The history and physical examination are probably the most important tools the physician uses to diagnose this problem. The wear pattern on your shoes can offer some helpful clues. Muscle testing
helps identify any areas of weakness or muscle impairment. This should be done in both the weight bearing and nonweight bearing positions. A very effective test is the single heel raise. You will be
asked to stand on one foot and rise up on your toes. You should be able to lift your heel off the ground easily while keeping the calcaneus (heel bone) in the middle with slight inversion (turned
inward). X-rays are often used to study the position, shape, and alignment of the bones in the feet and ankles. Magnetic resonance (MR) imaging is the imaging modality of choice for evaluating the
posterior tibial tendon and spring ligament complex.
Non surgical Treatment
PTTD is a progressive condition. Early treatment is needed to prevent relentless progression to a more advanced disease which can lead to more problems for that affected foot. In general, the
treatments include rest. Reducing or even stopping activities that worsen the pain is the initial step. Switching to low-impact exercise such as cycling, elliptical trainers, or swimming is helpful.

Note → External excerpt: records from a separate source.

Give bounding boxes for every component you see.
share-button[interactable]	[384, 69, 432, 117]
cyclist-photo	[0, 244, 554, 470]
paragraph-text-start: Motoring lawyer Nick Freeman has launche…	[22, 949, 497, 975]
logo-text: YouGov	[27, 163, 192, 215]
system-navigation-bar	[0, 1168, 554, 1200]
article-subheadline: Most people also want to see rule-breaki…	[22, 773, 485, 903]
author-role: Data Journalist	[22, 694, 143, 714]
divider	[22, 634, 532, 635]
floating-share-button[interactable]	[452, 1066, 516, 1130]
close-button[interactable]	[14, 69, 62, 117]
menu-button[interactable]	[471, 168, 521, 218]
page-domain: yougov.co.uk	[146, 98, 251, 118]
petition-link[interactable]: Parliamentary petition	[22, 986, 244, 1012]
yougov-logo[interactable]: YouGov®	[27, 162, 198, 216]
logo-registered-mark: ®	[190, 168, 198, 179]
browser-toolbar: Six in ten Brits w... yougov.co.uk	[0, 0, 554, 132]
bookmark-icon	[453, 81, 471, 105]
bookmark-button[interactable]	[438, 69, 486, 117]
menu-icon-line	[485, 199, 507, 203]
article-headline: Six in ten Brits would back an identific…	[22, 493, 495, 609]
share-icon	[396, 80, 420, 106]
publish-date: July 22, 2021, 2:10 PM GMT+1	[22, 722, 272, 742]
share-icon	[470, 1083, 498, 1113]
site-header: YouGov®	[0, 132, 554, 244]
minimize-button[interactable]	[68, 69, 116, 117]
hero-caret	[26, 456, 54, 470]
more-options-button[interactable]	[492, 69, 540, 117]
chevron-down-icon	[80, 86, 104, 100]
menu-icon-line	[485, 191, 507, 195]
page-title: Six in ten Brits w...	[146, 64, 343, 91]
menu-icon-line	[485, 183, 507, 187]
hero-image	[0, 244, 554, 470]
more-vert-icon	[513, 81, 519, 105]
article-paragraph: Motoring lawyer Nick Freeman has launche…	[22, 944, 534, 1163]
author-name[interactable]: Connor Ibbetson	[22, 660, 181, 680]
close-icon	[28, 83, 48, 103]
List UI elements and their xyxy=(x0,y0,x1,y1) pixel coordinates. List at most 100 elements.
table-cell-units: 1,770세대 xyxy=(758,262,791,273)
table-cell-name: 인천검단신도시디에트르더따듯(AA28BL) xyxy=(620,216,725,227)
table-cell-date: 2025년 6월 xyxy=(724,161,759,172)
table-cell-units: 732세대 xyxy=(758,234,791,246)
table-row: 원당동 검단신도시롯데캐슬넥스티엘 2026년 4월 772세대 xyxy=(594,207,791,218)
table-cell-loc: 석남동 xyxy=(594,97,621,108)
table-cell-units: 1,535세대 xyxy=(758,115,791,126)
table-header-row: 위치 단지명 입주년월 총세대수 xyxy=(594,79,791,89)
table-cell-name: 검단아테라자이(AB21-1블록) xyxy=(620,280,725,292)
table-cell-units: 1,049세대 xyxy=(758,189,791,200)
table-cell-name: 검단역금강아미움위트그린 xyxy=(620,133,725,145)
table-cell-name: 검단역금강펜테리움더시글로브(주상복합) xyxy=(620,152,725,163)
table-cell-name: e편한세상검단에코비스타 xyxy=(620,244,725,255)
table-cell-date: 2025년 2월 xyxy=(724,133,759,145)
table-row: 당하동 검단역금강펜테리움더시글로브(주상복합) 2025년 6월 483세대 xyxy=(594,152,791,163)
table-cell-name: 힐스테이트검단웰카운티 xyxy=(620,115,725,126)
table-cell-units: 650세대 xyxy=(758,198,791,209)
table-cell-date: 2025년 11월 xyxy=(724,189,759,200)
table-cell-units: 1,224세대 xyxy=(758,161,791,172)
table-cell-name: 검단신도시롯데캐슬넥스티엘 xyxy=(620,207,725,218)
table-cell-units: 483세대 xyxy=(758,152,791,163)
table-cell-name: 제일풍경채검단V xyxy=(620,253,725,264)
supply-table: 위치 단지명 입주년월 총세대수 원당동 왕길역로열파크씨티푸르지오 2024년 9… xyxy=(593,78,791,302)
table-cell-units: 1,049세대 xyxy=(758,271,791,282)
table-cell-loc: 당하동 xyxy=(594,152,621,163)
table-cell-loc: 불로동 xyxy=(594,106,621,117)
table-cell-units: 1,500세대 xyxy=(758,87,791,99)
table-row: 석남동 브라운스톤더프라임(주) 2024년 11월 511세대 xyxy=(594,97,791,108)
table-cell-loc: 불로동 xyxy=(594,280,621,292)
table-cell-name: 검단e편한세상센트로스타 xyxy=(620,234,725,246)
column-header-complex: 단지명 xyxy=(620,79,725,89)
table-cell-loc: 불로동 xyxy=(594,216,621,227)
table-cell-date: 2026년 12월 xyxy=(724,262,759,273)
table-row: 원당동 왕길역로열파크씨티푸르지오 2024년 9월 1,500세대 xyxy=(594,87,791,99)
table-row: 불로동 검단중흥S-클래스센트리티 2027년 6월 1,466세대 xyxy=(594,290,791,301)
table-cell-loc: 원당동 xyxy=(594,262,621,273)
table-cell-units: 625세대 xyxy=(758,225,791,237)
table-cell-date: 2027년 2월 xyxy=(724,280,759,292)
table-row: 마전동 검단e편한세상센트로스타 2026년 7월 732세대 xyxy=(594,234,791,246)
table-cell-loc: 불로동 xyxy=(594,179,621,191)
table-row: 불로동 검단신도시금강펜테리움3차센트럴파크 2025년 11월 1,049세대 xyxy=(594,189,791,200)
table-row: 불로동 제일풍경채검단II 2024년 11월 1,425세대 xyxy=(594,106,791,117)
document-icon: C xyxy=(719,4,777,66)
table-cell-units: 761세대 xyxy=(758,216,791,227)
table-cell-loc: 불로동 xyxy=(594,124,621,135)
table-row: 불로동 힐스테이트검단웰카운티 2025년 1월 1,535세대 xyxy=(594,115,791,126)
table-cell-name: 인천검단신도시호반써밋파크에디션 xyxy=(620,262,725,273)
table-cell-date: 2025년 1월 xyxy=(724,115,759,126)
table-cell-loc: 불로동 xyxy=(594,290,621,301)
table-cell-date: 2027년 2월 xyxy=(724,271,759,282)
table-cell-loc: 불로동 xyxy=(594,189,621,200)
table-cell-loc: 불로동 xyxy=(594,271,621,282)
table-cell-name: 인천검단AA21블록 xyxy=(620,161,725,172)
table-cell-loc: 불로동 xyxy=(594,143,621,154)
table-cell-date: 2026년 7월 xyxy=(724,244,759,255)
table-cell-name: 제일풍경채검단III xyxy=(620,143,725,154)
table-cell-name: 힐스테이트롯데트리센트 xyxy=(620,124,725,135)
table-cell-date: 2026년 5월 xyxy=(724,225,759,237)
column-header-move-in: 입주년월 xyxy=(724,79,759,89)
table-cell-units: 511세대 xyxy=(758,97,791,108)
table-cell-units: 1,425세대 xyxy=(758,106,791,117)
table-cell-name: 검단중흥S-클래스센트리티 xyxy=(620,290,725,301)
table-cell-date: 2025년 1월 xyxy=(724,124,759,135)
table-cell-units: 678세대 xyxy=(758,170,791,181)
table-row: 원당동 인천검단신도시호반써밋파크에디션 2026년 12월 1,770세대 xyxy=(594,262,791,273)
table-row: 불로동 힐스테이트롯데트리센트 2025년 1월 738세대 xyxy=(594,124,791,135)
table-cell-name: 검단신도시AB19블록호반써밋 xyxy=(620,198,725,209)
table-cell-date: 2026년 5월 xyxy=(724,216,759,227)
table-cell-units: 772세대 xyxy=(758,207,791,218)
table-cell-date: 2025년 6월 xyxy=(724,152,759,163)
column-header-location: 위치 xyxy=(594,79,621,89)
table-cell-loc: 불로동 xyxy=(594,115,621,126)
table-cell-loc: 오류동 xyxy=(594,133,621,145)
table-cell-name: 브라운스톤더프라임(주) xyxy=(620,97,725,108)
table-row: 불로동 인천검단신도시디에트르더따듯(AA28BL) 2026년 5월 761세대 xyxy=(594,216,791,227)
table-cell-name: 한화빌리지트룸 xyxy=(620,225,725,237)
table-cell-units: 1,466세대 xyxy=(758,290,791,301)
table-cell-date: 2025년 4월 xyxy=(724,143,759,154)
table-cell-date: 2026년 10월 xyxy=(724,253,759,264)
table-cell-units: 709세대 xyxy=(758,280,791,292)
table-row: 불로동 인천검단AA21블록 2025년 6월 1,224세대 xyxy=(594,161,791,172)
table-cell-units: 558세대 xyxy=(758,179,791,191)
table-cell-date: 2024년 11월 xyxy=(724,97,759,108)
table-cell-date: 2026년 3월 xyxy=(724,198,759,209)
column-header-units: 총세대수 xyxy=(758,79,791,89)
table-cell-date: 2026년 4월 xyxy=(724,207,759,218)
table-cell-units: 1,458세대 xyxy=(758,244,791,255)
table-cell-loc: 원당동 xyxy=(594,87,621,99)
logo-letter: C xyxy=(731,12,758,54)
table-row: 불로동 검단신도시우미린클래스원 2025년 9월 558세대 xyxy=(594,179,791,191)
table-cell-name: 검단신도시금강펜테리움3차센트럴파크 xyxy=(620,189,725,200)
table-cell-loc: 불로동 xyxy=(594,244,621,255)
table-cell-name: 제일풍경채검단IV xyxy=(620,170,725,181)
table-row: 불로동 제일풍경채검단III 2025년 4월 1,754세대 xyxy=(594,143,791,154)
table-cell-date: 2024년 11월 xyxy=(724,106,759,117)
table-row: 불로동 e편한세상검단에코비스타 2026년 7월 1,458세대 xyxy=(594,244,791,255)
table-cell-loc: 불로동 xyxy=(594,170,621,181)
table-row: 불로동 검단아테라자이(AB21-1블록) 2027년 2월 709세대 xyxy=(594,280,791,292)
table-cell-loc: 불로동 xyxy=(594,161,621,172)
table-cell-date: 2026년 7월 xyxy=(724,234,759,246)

These activities do not put a large impact load on the foot. Ice. Apply cold packs on the most painful area of the posterior tibial tendon frequently to keep down the swelling. Placing ice over the
tendon immediately after completing an exercise helps to decrease the inflammation around the tendon.
Nonsteroidal Anti-inflammatory Medication (NSAIDS). Drugs, such as arcoxia, voltaren and celebrex help to reduce pain and inflammation. Taking such medications prior to an exercise activity helps to
limit inflammation around the tendon. However, long term use of these drugs can be harmful to you with side effects including peptic ulcer disease and renal impairment or failure. Casting. A short
leg cast or walking boot may be used for 6 to 8 weeks in the acutely painful foot. This allows the tendon to rest and the swelling to go down. However, a cast causes the other muscles of the leg to
atrophy (decrease in strength) and thus is only used if no other conservative treatment works. Most people can be helped with orthotics and braces. An orthotic is a shoe insert. It is the most common
non-surgical treatment for a flatfoot and it is very safe to use. A custom orthotic is required in patients who have moderate to severe changes in the shape of the foot. Physiotherapy helps to
strengthen the injured tendon and it can help patients with mild to moderate disease of the posterior tibial tendon.
If initial conservative therapy of posterior tibial tendon insufficiency fails, surgical treatment is considered. Operative treatment of stage 1 disease involves release of the tendon sheath,
tenosynovectomy, debridement of the tendon with excision of flap tears, and repair of longitudinal tears. A short-leg walking cast is worn for 3 weeks postoperatively. Teasdall and Johnson reported
complete relief of pain in 74% of 14 patients undergoing this treatment regimen for stage 1 disease. Surgical debridement of tenosynovitis in early stages is believed to possibly prevent progression
of disease to later stages of dysfunction.